MJ: Shaking a baby playfully, playing with a baby and watching them smile and whatever, that is the proper parental role and in this respect, a touching would not be unlawful. A touching is only unlawful when the force applied is done without legal justification or excuse. That is to say, do you believe that the application of force by you, if it was in the extreme, was done without legal justification or excuse and was beyond this allowable parental touching?
ACC: At the time, sir, no, but after looking back on it, yes, I would say so now.

The judge believed that appellant had not admitted the wrongfulness of the touching, stemming from the assault on the infant. See para. 44b(2)(c) and (d), Part IV, Manual for Courts-Martial, United States, 1984.

. Appellant was sentenced to a dishonorable discharge, confinement for 12 years, total forfeitures, and reduction to airman basic. The sentence was approved by the convening authority, and the Court of Military Review affirmed the findings and the sentence. 32 MJ 901 (1991).

. Further, we do not presume that defense counsel was incompetent in failing to object. Indeed, the record of trial reflects that defense counsel tactically intended and sought to keep the assigned military judge. In support, we note that suspicions about the military judge arose not from defense counsel, but rather from trial counsel. Trial counsel knew the military judge had recently presided over another "baby shaking case.” During trial counsel’s voir dire of the judge, it was further established that the same defense counsel (Major Burr) served in both cases. The judge confirmed this and also elaborated about his willingness, if requested, to submit a letter of clemency for the accused in that case. Therefore, one could conclude that defense counsel knew he had a favorable forum in which to present a defense.

. The United States Court of Appeals for the District of Columbia wrote specifically about the dichotomy and strains placed on a trial judge as follows:

The District Judge is presumed to have a trained and disciplined judicial intellect, which in a nonjury trial can receive evidence, rule on its admissibility, and discard from his eventual decision on the merits that evidence which he has ruled to be inadmissible for the purposes of his decision____

However, that same court also warned:

The disciplined judicial mind should not be subjected to any unnecessary strain; even the most austere intellect has a subconscious.

United States v.
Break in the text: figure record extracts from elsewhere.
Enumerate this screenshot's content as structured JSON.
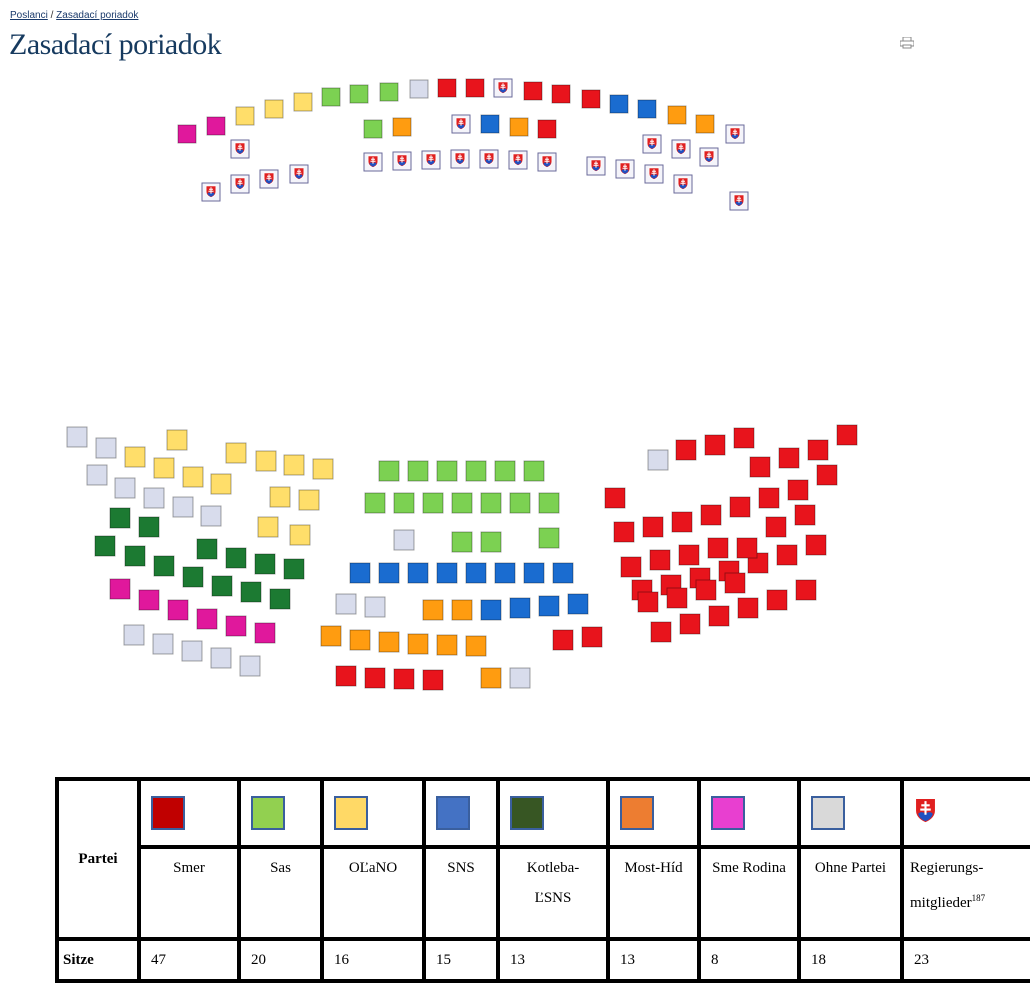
{
  "breadcrumb": [
    "Poslanci",
    "Zasadací poriadok"
  ],
  "breadcrumb_separator": "/",
  "title": "Zasadací poriadok",
  "table": {
    "header": "Partei",
    "row_label": "Sitze",
    "parties": [
      {
        "name": "Smer",
        "seats": 47
      },
      {
        "name": "Sas",
        "seats": 20
      },
      {
        "name": "OĽaNO",
        "seats": 16
      },
      {
        "name": "SNS",
        "seats": 15
      },
      {
        "name": "Kotleba-ĽSNS",
        "seats": 13
      },
      {
        "name": "Most-Híd",
        "seats": 13
      },
      {
        "name": "Sme Rodina",
        "seats": 8
      },
      {
        "name": "Ohne Partei",
        "seats": 18
      },
      {
        "name": "Regierungs-mitglieder",
        "footnote": "187",
        "seats": 23
      }
    ]
  }
}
Walker, 473 F.2d 136, 138 (D.C.Cir.1972). The strain placed on the minds of jurists is not lightly passed over. We also acknowledge, per the Court of Military Review’s opinion, the strain placed on military judges and civilian trial judges in general. As the Court of Military Review noted in its decision below, trial judges have "bathtub minds," or "the ability to fill their heads with the facts immediately necessary, then pull the plug and scour away all recollection of the previous matter, before refilling for a new situation.” 32 MJ at 903, citing Mayer, "Justice, The Law and the Lawyer,” Saturday Evening Post at 37 (February 26, 1966).
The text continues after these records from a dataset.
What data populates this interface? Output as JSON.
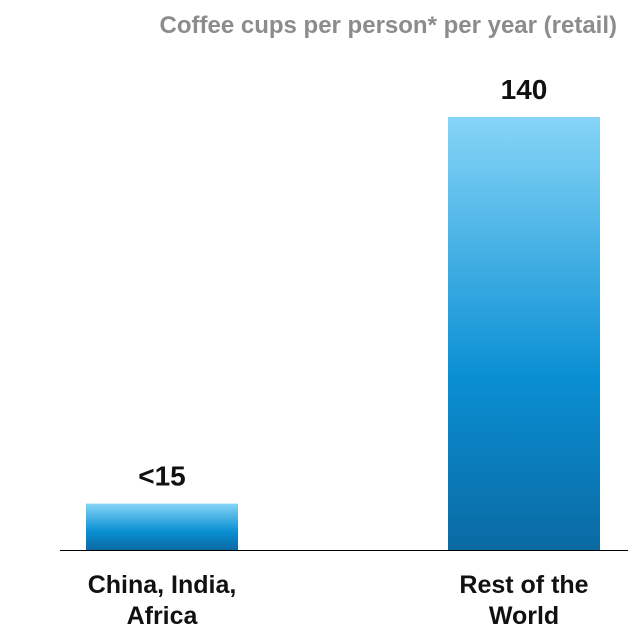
{
  "chart_data": {
    "type": "bar",
    "title": "Coffee cups per person* per year (retail)",
    "categories": [
      [
        "China, India,",
        "Africa"
      ],
      [
        "Rest of the",
        "World"
      ]
    ],
    "values": [
      15,
      140
    ],
    "value_labels": [
      "<15",
      "140"
    ],
    "xlabel": "",
    "ylabel": "",
    "ylim": [
      0,
      140
    ],
    "grid": false,
    "colors": {
      "bar_top": "#86d5f7",
      "bar_mid": "#0a8fd3",
      "bar_bottom": "#0a6aa3",
      "baseline": "#000000"
    }
  }
}
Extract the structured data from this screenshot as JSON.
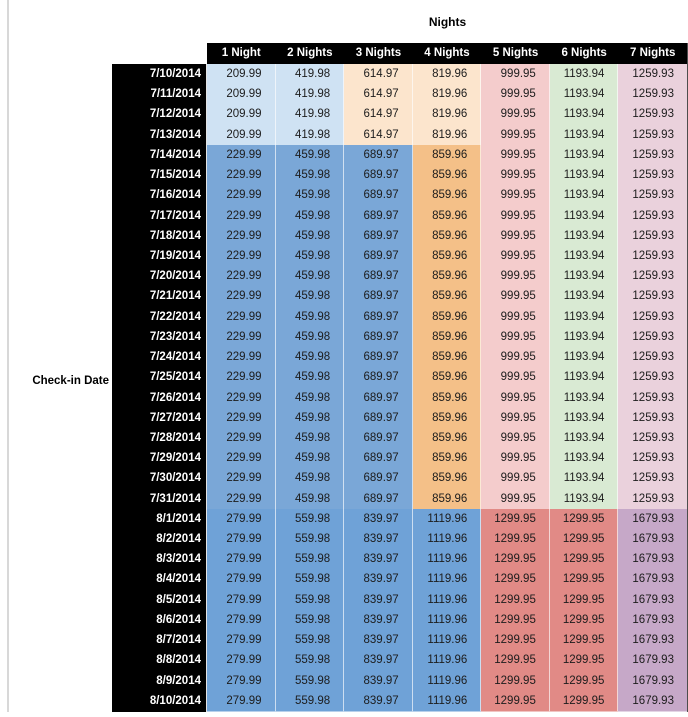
{
  "colors": {
    "header_bg": "#000000",
    "header_text": "#FFFFFF",
    "date_column_bg": "#000000",
    "date_column_text": "#FFFFFF",
    "value_text": "#1C1C1C",
    "left_gridline": "#D8D8D8",
    "band_cell_fills": [
      [
        "#CFE2F3",
        "#CFE2F3",
        "#FCE5CD",
        "#FCE5CD",
        "#F4CCCC",
        "#D9EAD3",
        "#EAD1DC"
      ],
      [
        "#7AA7D7",
        "#7AA7D7",
        "#7AA7D7",
        "#F4C088",
        "#F4CCCC",
        "#D9EAD3",
        "#EAD1DC"
      ],
      [
        "#6FA2D7",
        "#6FA2D7",
        "#6FA2D7",
        "#6FA2D7",
        "#E18A86",
        "#E18A86",
        "#C6A8C8"
      ]
    ]
  },
  "chart_data": {
    "type": "table",
    "title": "Nights",
    "row_axis_label": "Check-in Date",
    "columns": [
      "1 Night",
      "2 Nights",
      "3 Nights",
      "4 Nights",
      "5 Nights",
      "6 Nights",
      "7 Nights"
    ],
    "rows": [
      {
        "date": "7/10/2014",
        "band": 0,
        "values": [
          209.99,
          419.98,
          614.97,
          819.96,
          999.95,
          1193.94,
          1259.93
        ]
      },
      {
        "date": "7/11/2014",
        "band": 0,
        "values": [
          209.99,
          419.98,
          614.97,
          819.96,
          999.95,
          1193.94,
          1259.93
        ]
      },
      {
        "date": "7/12/2014",
        "band": 0,
        "values": [
          209.99,
          419.98,
          614.97,
          819.96,
          999.95,
          1193.94,
          1259.93
        ]
      },
      {
        "date": "7/13/2014",
        "band": 0,
        "values": [
          209.99,
          419.98,
          614.97,
          819.96,
          999.95,
          1193.94,
          1259.93
        ]
      },
      {
        "date": "7/14/2014",
        "band": 1,
        "values": [
          229.99,
          459.98,
          689.97,
          859.96,
          999.95,
          1193.94,
          1259.93
        ]
      },
      {
        "date": "7/15/2014",
        "band": 1,
        "values": [
          229.99,
          459.98,
          689.97,
          859.96,
          999.95,
          1193.94,
          1259.93
        ]
      },
      {
        "date": "7/16/2014",
        "band": 1,
        "values": [
          229.99,
          459.98,
          689.97,
          859.96,
          999.95,
          1193.94,
          1259.93
        ]
      },
      {
        "date": "7/17/2014",
        "band": 1,
        "values": [
          229.99,
          459.98,
          689.97,
          859.96,
          999.95,
          1193.94,
          1259.93
        ]
      },
      {
        "date": "7/18/2014",
        "band": 1,
        "values": [
          229.99,
          459.98,
          689.97,
          859.96,
          999.95,
          1193.94,
          1259.93
        ]
      },
      {
        "date": "7/19/2014",
        "band": 1,
        "values": [
          229.99,
          459.98,
          689.97,
          859.96,
          999.95,
          1193.94,
          1259.93
        ]
      },
      {
        "date": "7/20/2014",
        "band": 1,
        "values": [
          229.99,
          459.98,
          689.97,
          859.96,
          999.95,
          1193.94,
          1259.93
        ]
      },
      {
        "date": "7/21/2014",
        "band": 1,
        "values": [
          229.99,
          459.98,
          689.97,
          859.96,
          999.95,
          1193.94,
          1259.93
        ]
      },
      {
        "date": "7/22/2014",
        "band": 1,
        "values": [
          229.99,
          459.98,
          689.97,
          859.96,
          999.95,
          1193.94,
          1259.93
        ]
      },
      {
        "date": "7/23/2014",
        "band": 1,
        "values": [
          229.99,
          459.98,
          689.97,
          859.96,
          999.95,
          1193.94,
          1259.93
        ]
      },
      {
        "date": "7/24/2014",
        "band": 1,
        "values": [
          229.99,
          459.98,
          689.97,
          859.96,
          999.95,
          1193.94,
          1259.93
        ]
      },
      {
        "date": "7/25/2014",
        "band": 1,
        "values": [
          229.99,
          459.98,
          689.97,
          859.96,
          999.95,
          1193.94,
          1259.93
        ]
      },
      {
        "date": "7/26/2014",
        "band": 1,
        "values": [
          229.99,
          459.98,
          689.97,
          859.96,
          999.95,
          1193.94,
          1259.93
        ]
      },
      {
        "date": "7/27/2014",
        "band": 1,
        "values": [
          229.99,
          459.98,
          689.97,
          859.96,
          999.95,
          1193.94,
          1259.93
        ]
      },
      {
        "date": "7/28/2014",
        "band": 1,
        "values": [
          229.99,
          459.98,
          689.97,
          859.96,
          999.95,
          1193.94,
          1259.93
        ]
      },
      {
        "date": "7/29/2014",
        "band": 1,
        "values": [
          229.99,
          459.98,
          689.97,
          859.96,
          999.95,
          1193.94,
          1259.93
        ]
      },
      {
        "date": "7/30/2014",
        "band": 1,
        "values": [
          229.99,
          459.98,
          689.97,
          859.96,
          999.95,
          1193.94,
          1259.93
        ]
      },
      {
        "date": "7/31/2014",
        "band": 1,
        "values": [
          229.99,
          459.98,
          689.97,
          859.96,
          999.95,
          1193.94,
          1259.93
        ]
      },
      {
        "date": "8/1/2014",
        "band": 2,
        "values": [
          279.99,
          559.98,
          839.97,
          1119.96,
          1299.95,
          1299.95,
          1679.93
        ]
      },
      {
        "date": "8/2/2014",
        "band": 2,
        "values": [
          279.99,
          559.98,
          839.97,
          1119.96,
          1299.95,
          1299.95,
          1679.93
        ]
      },
      {
        "date": "8/3/2014",
        "band": 2,
        "values": [
          279.99,
          559.98,
          839.97,
          1119.96,
          1299.95,
          1299.95,
          1679.93
        ]
      },
      {
        "date": "8/4/2014",
        "band": 2,
        "values": [
          279.99,
          559.98,
          839.97,
          1119.96,
          1299.95,
          1299.95,
          1679.93
        ]
      },
      {
        "date": "8/5/2014",
        "band": 2,
        "values": [
          279.99,
          559.98,
          839.97,
          1119.96,
          1299.95,
          1299.95,
          1679.93
        ]
      },
      {
        "date": "8/6/2014",
        "band": 2,
        "values": [
          279.99,
          559.98,
          839.97,
          1119.96,
          1299.95,
          1299.95,
          1679.93
        ]
      },
      {
        "date": "8/7/2014",
        "band": 2,
        "values": [
          279.99,
          559.98,
          839.97,
          1119.96,
          1299.95,
          1299.95,
          1679.93
        ]
      },
      {
        "date": "8/8/2014",
        "band": 2,
        "values": [
          279.99,
          559.98,
          839.97,
          1119.96,
          1299.95,
          1299.95,
          1679.93
        ]
      },
      {
        "date": "8/9/2014",
        "band": 2,
        "values": [
          279.99,
          559.98,
          839.97,
          1119.96,
          1299.95,
          1299.95,
          1679.93
        ]
      },
      {
        "date": "8/10/2014",
        "band": 2,
        "values": [
          279.99,
          559.98,
          839.97,
          1119.96,
          1299.95,
          1299.95,
          1679.93
        ]
      }
    ]
  }
}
. There is one lingering question, that is: should the military judge be required, as a matter of law, to ask the accused whether he or she desires to continue to be tried by military judge alone after the military judge rejects an accused’s plea? Art. 16(1)(B), Uniform Code of Military Justice, 10 USC § 816(1)(B); RCM 903, Manual, supra. While this is clearly the preferred practice, we also mention that nothing prevented defense counsel from requesting this relief. See n. 4, supra. Therefore, we decline at this time to hold that the failure of a military judge to discuss this option with an accused constitutes reversible error.